Thursday, November 19th, 2020

🦋 Texas versions

As I make my way through the original and the translation of Texas (having read each of them through once) I'm noticing some minor differences that I just find inexplicable. For instance the Mexican character Salustio in the original (p. 55) is "Jones, a runaway slave" in the translation (p. 33). Why? I'm leaning as a tentative explanation toward the idea that Schnee translated a late pre-publication draft, and Boullosa made some final edits before the original was published which were not incorporated into the translation. No idea if that's correct or not.

posted morning of November 19th, 2020: Respond

Saturday, November 21st, 2020

🦋 Texas: translating La Grande

An interesting question in reading Schnee's translation of Texas is her rendering of La Grande as "Mrs.

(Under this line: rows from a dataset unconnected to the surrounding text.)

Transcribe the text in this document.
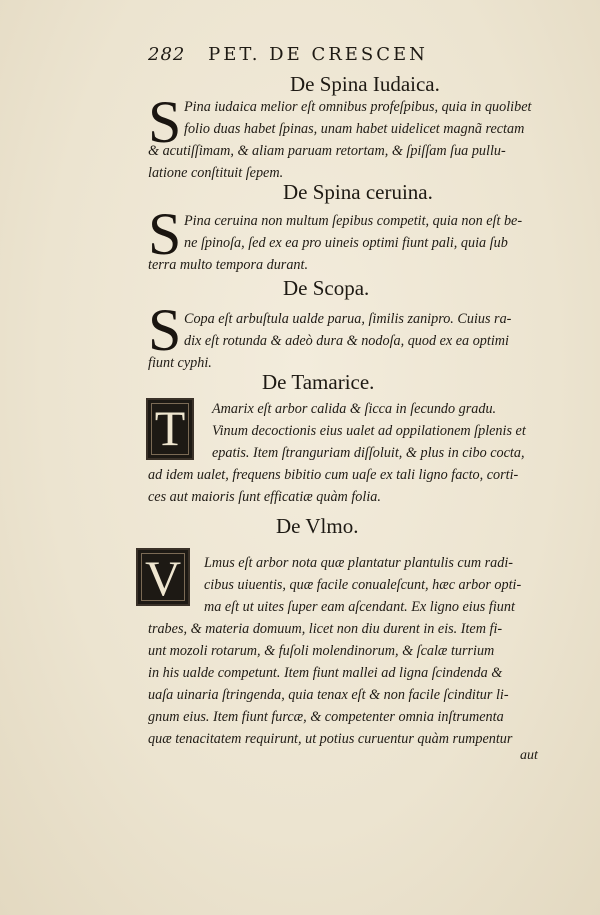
282 PET. DE CRESCEN
De Spina Iudaica.
S Pina iudaica melior eſt omnibus profeſpibus, quia in quolibet
folio duas habet ſpinas, unam habet uidelicet magnã rectam
& acutiſſimam, & aliam paruam retortam, & ſpiſſam ſua pullu-
latione conſtituit ſepem.
De Spina ceruina.
S Pina ceruina non multum ſepibus competit, quia non eſt be-
ne ſpinoſa, ſed ex ea pro uineis optimi fiunt pali, quia ſub
terra multo tempora durant.
De Scopa.
S Copa eſt arbuſtula ualde parua, ſimilis zanipro. Cuius ra-
dix eſt rotunda & adeò dura & nodoſa, quod ex ea optimi
fiunt cyphi.
De Tamarice.
T	Amarix eſt arbor calida & ſicca in ſecundo gradu.
Vinum decoctionis eius ualet ad oppilationem ſplenis et
epatis. Item ſtranguriam diſſoluit, & plus in cibo cocta,
ad idem ualet, frequens bibitio cum uaſe ex tali ligno facto, corti-
ces aut maioris ſunt efficatiæ quàm folia.
De Vlmo.
V	Lmus eſt arbor nota quæ plantatur plantulis cum radi-
cibus uiuentis, quæ facile conualeſcunt, hæc arbor opti-
ma eſt ut uites ſuper eam aſcendant. Ex ligno eius fiunt
trabes, & materia domuum, licet non diu durent in eis. Item fi-
unt mozoli rotarum, & fuſoli molendinorum, & ſcalæ turrium
in his ualde competunt. Item fiunt mallei ad ligna ſcindenda &
uaſa uinaria ſtringenda, quia tenax eſt & non facile ſcinditur li-
gnum eius. Item fiunt furcæ, & competenter omnia inſtrumenta
quæ tenacitatem requirunt, ut potius curuentur quàm rumpentur
aut
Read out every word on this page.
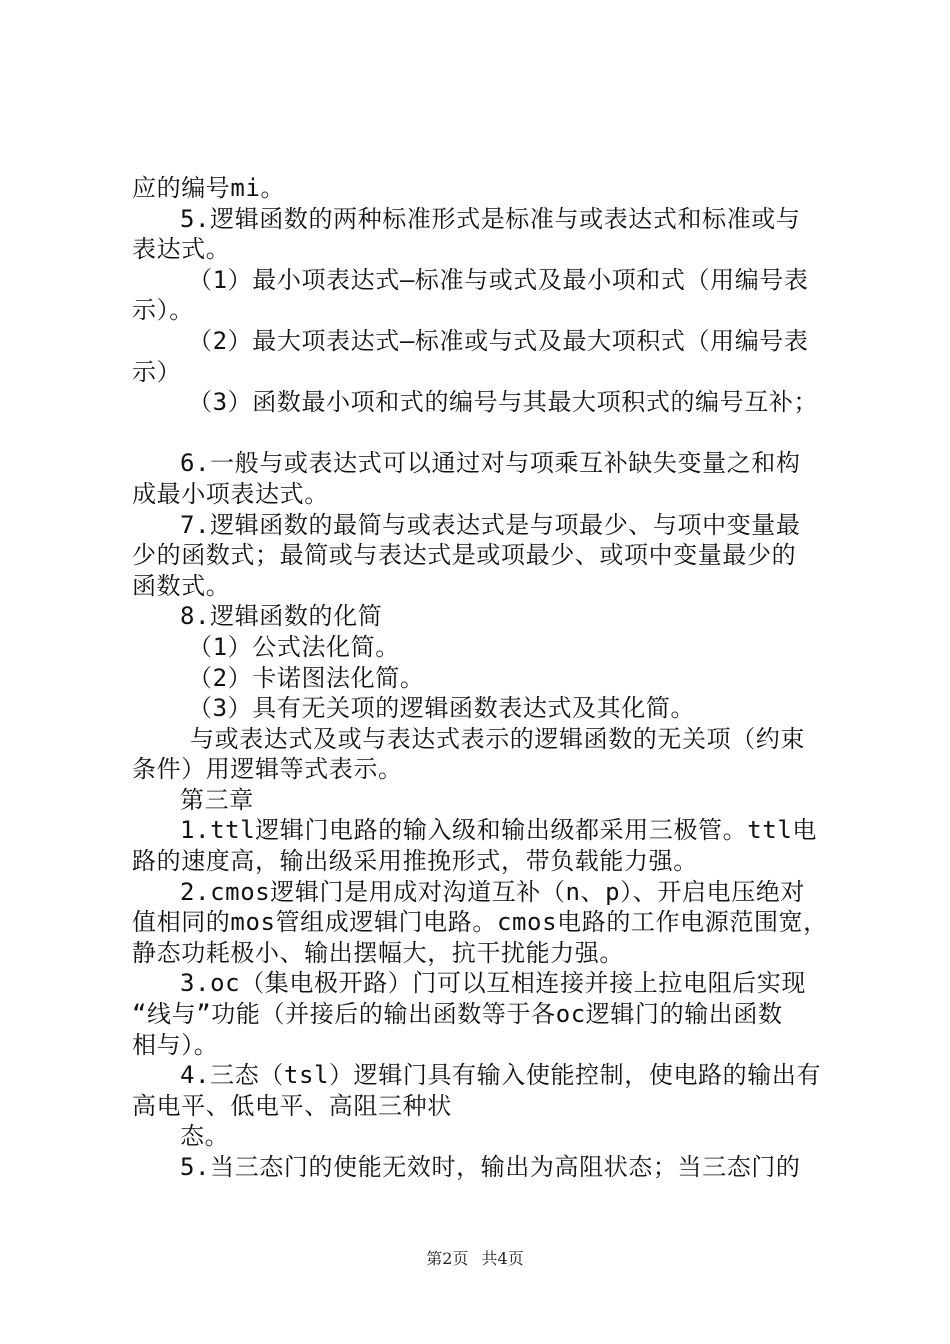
应的编号mi。
5.逻辑函数的两种标准形式是标准与或表达式和标准或与
表达式。
（1）最小项表达式—标准与或式及最小项和式（用编号表
示）。
（2）最大项表达式—标准或与式及最大项积式（用编号表
示）
（3）函数最小项和式的编号与其最大项积式的编号互补；
6.一般与或表达式可以通过对与项乘互补缺失变量之和构
成最小项表达式。
7.逻辑函数的最简与或表达式是与项最少、与项中变量最
少的函数式；最简或与表达式是或项最少、或项中变量最少的
函数式。
8.逻辑函数的化简
（1）公式法化简。
（2）卡诺图法化简。
（3）具有无关项的逻辑函数表达式及其化简。
与或表达式及或与表达式表示的逻辑函数的无关项（约束
条件）用逻辑等式表示。
第三章
1.ttl逻辑门电路的输入级和输出级都采用三极管。ttl电
路的速度高，输出级采用推挽形式，带负载能力强。
2.cmos逻辑门是用成对沟道互补（n、p）、开启电压绝对
值相同的mos管组成逻辑门电路。cmos电路的工作电源范围宽，
静态功耗极小、输出摆幅大，抗干扰能力强。
3.oc（集电极开路）门可以互相连接并接上拉电阻后实现
“线与”功能（并接后的输出函数等于各oc逻辑门的输出函数
相与）。
4.三态（tsl）逻辑门具有输入使能控制，使电路的输出有
高电平、低电平、高阻三种状
态。
5.当三态门的使能无效时，输出为高阻状态；当三态门的
第2页 共4页
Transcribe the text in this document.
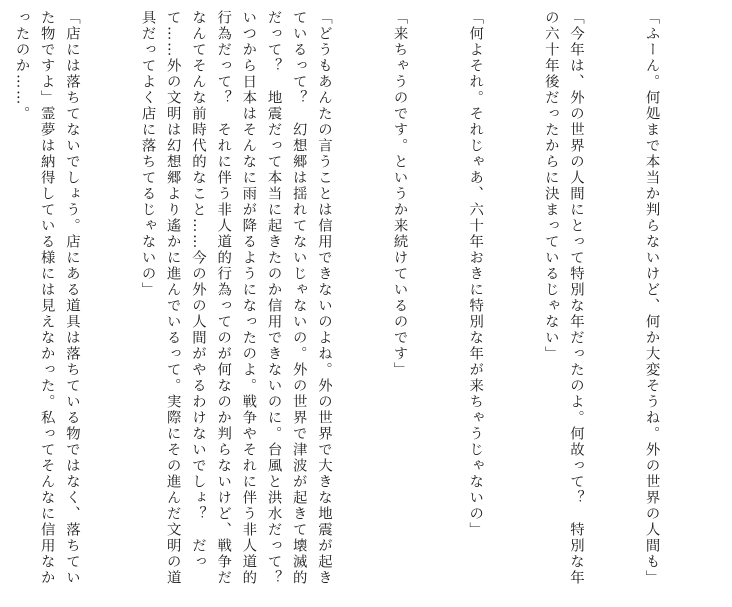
「ふーん。何処まで本当か判らないけど、何か大変そうね。外の世界の人間も」

「今年は、外の世界の人間にとって特別な年だったのよ。何故って？　特別な年の六十年後だったからに決まっているじゃない」

「何よそれ。それじゃあ、六十年おきに特別な年が来ちゃうじゃないの」

「来ちゃうのです。というか来続けているのです」

「どうもあんたの言うことは信用できないのよね。外の世界で大きな地震が起きているって？　幻想郷は揺れてないじゃないの。外の世界で津波が起きて壊滅的だって？　地震だって本当に起きたのか信用できないのに。台風と洪水だって？　いつから日本はそんなに雨が降るようになったのよ。戦争やそれに伴う非人道的行為だって？　それに伴う非人道的行為ってのが何なのか判らないけど、戦争だなんてそんな前時代的なこと……今の外の人間がやるわけないでしょ？　だって……外の文明は幻想郷より遙かに進んでいるって。実際にその進んだ文明の道具だってよく店に落ちてるじゃないの」

「店には落ちてないでしょう。店にある道具は落ちている物ではなく、落ちていた物ですよ」霊夢は納得している様には見えなかった。私ってそんなに信用なかったのか……。
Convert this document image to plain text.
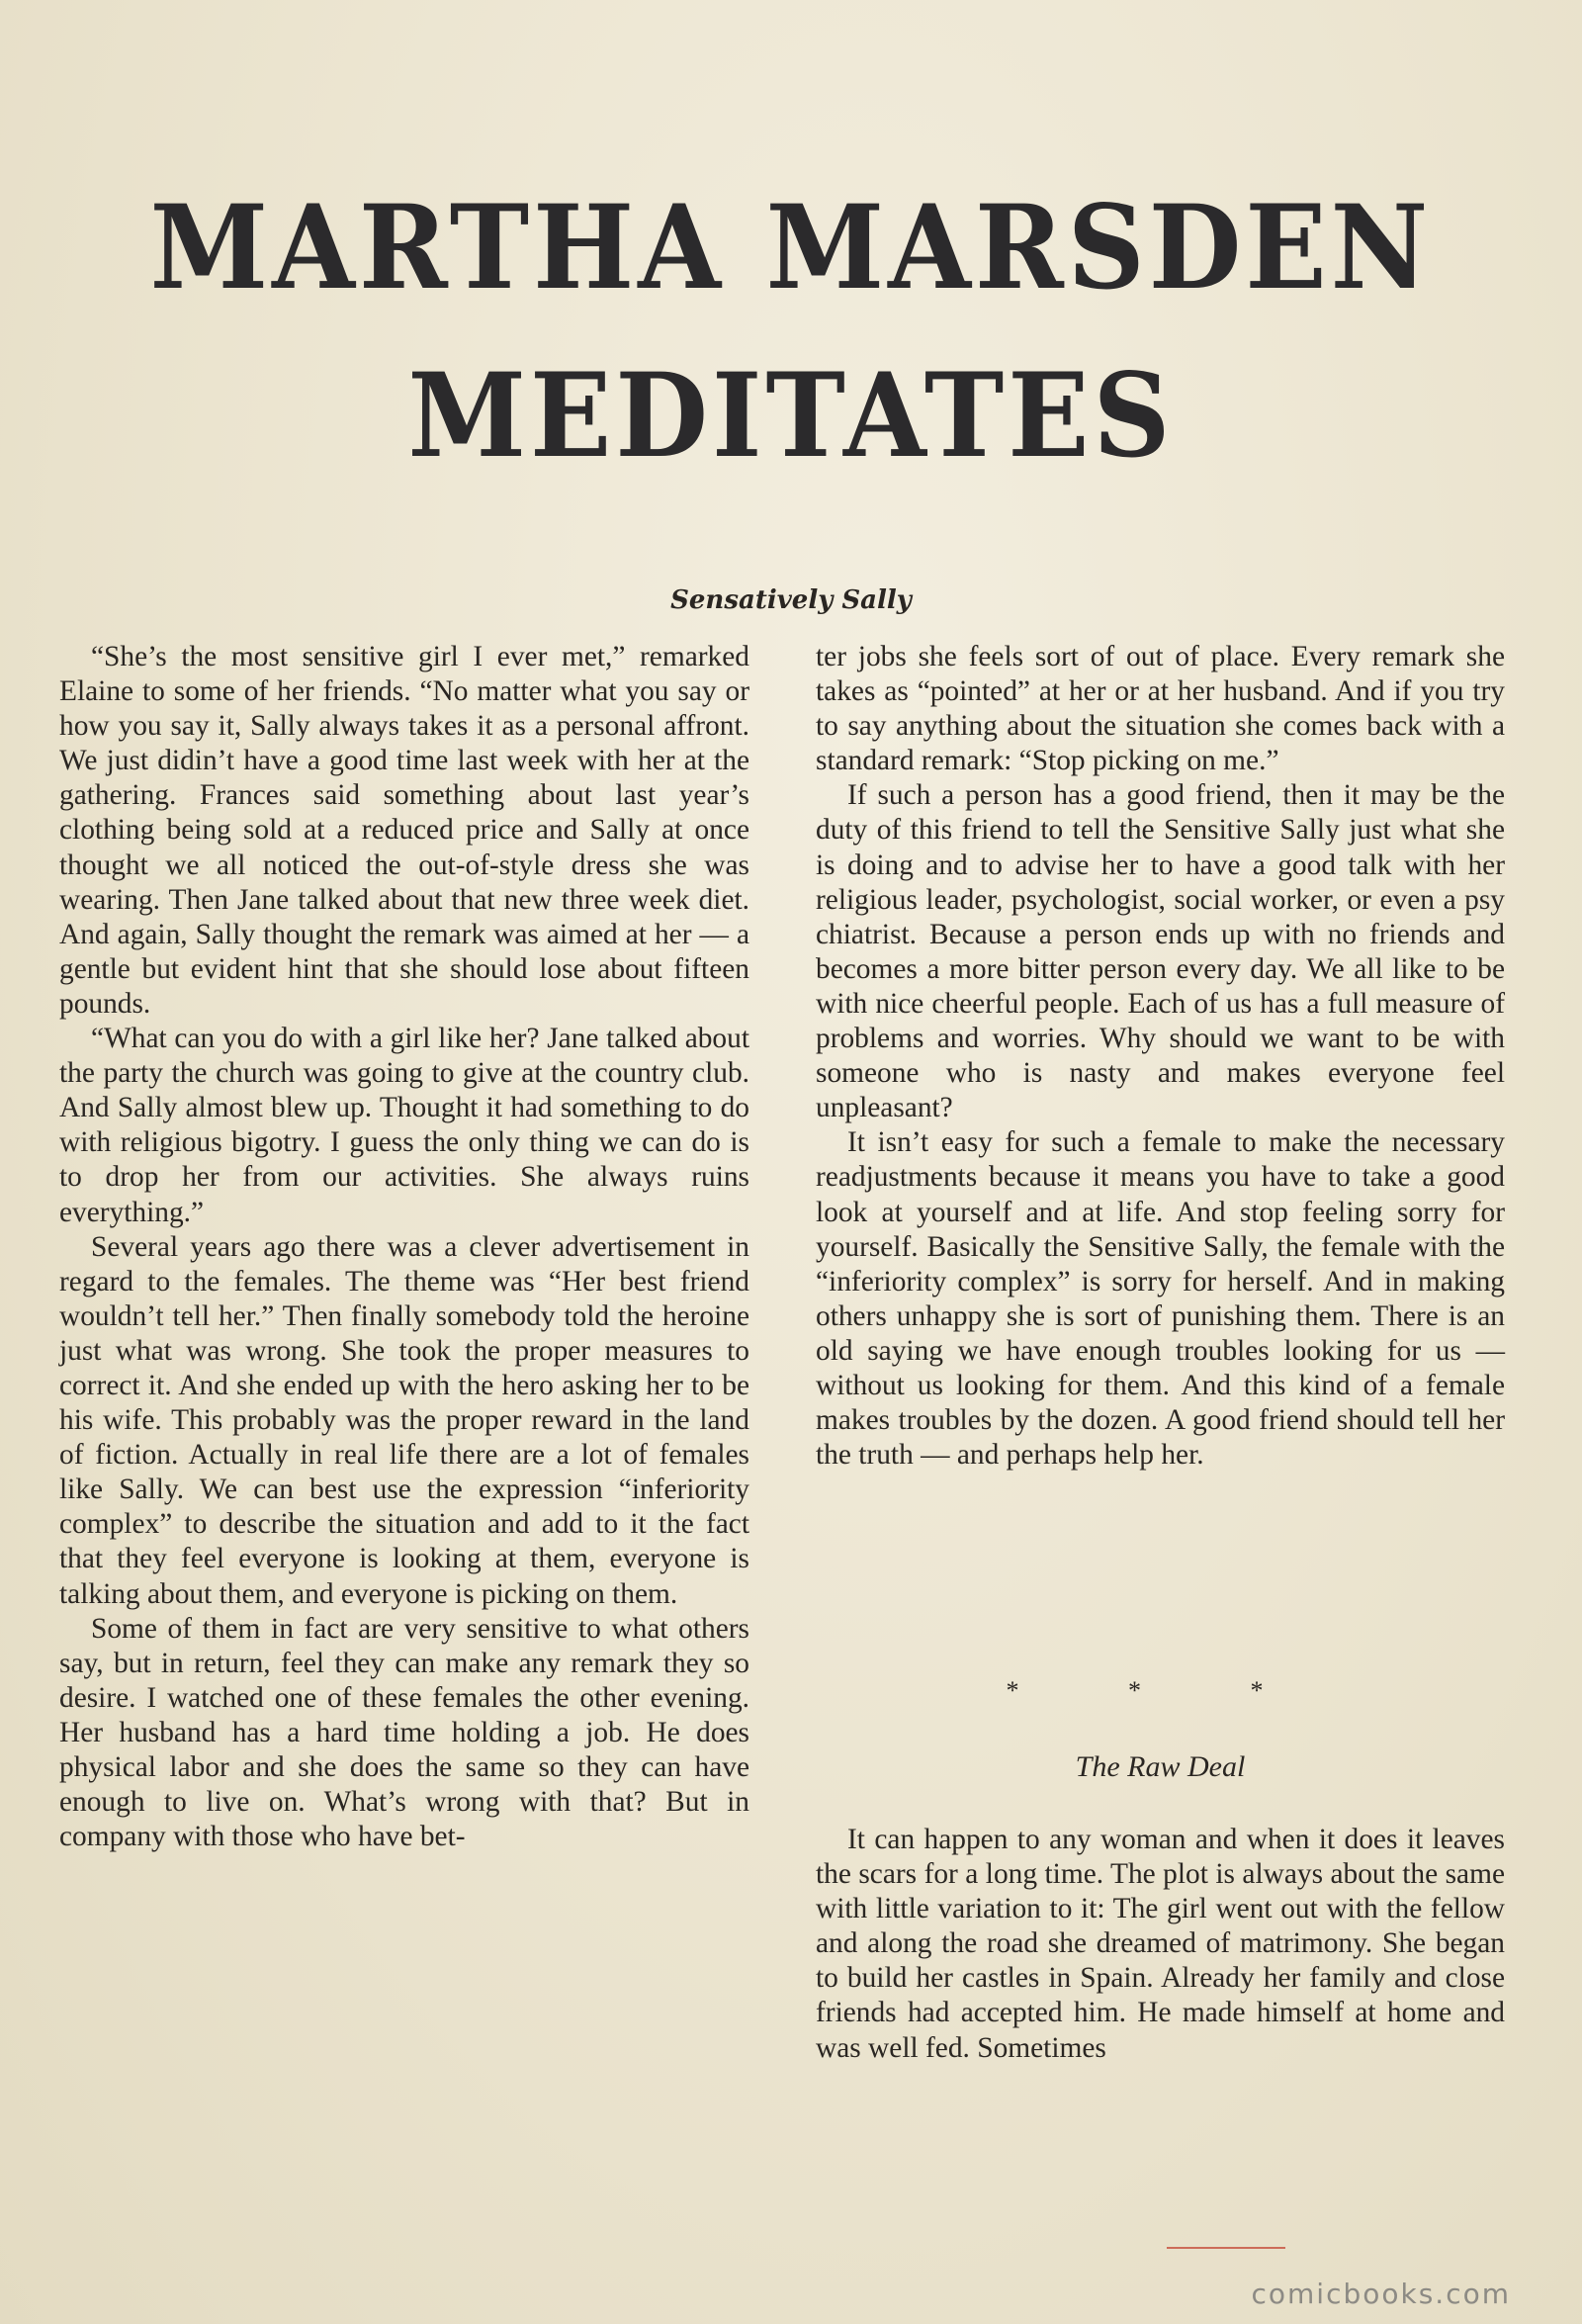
MARTHA MARSDEN
MEDITATES
Sensatively Sally

“She’s the most sensitive girl I ever met,” remarked Elaine to some of her friends. “No matter what you say or how you say it, Sally always takes it as a personal affront. We just didin’t have a good time last week with her at the gathering. Frances said something about last year’s clothing being sold at a reduced price and Sally at once thought we all noticed the out-of-style dress she was wearing. Then Jane talked about that new three week diet. And again, Sally thought the remark was aimed at her — a gentle but evident hint that she should lose about fifteen pounds.

“What can you do with a girl like her? Jane talked about the party the church was going to give at the country club. And Sally almost blew up. Thought it had something to do with religious bigotry. I guess the only thing we can do is to drop her from our activities. She always ruins everything.”

Several years ago there was a clever advertisement in regard to the females. The theme was “Her best friend wouldn’t tell her.” Then finally somebody told the heroine just what was wrong. She took the proper measures to correct it. And she ended up with the hero asking her to be his wife. This probably was the proper reward in the land of fiction. Actually in real life there are a lot of females like Sally. We can best use the expression “inferiority complex” to describe the situation and add to it the fact that they feel everyone is looking at them, everyone is talking about them, and everyone is picking on them.

Some of them in fact are very sensitive to what others say, but in return, feel they can make any remark they so desire. I watched one of these females the other evening. Her husband has a hard time holding a job. He does physical labor and she does the same so they can have enough to live on. What’s wrong with that? But in company with those who have bet-

ter jobs she feels sort of out of place. Every remark she takes as “pointed” at her or at her husband. And if you try to say anything about the situation she comes back with a standard remark: “Stop picking on me.”

If such a person has a good friend, then it may be the duty of this friend to tell the Sensitive Sally just what she is doing and to advise her to have a good talk with her religious leader, psychologist, social worker, or even a psy chiatrist. Because a person ends up with no friends and becomes a more bitter person every day. We all like to be with nice cheerful people. Each of us has a full measure of problems and worries. Why should we want to be with someone who is nasty and makes everyone feel unpleasant?

It isn’t easy for such a female to make the necessary readjustments because it means you have to take a good look at yourself and at life. And stop feeling sorry for yourself. Basically the Sensitive Sally, the female with the “inferiority complex” is sorry for herself. And in making others unhappy she is sort of punishing them. There is an old saying we have enough troubles looking for us — without us looking for them. And this kind of a female makes troubles by the dozen. A good friend should tell her the truth — and perhaps help her.

* * *
The Raw Deal

It can happen to any woman and when it does it leaves the scars for a long time. The plot is always about the same with little variation to it: The girl went out with the fellow and along the road she dreamed of matrimony. She began to build her castles in Spain. Already her family and close friends had accepted him. He made himself at home and was well fed. Sometimes

comicbooks.com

Big". It makes me think about how characters' names are rendered in this translation.

There are many gringo characters with names which are a descriptive English word like Wild, Trust, Dry -- sometimes these are understood to be a proper name, sometimes a nickname, sometimes it is not clear. Mrs. Big is the only one of these whose nickname is given in Spanish in the original text*; it kind of sticks out because she is described as racist and jingoist American. It would stick out like a sore thumb if in the translation, she was called La Grande -- I wonder though what Boullosa had in mind here.

I will be keeping an eye out for how descriptive names of Mexican and Black characters are rendered. The only one that is occurring to me right now, Juan Caballo (a cimmarón, an escaped slave who has crossed the Río Grande to Mexico), is rendered Juan Caballo -- makes sense although you lose a little wordplay when he is talking with a Seminole named Wild Horse. Native American characters have their descriptive names rendered in Spanish in the original and in English in the translation; my understanding of this is that in the world of the novel, the characters have descriptive names in their own languages.

posted morning of November 21st, 2020: Respond

Sunday, November 22nd, 2020

🦋 Bruneville / Matasánchez

Wondering while reading Texas -- what is gained by renaming Brownsville and Matamoros to Bruneville and Matasánchez? I guess it is meant as a marker that the book is fiction rather than history? But I don't quite see how such a marker is needed; and plenty of things in the novel have actual historical names including one of the main characters.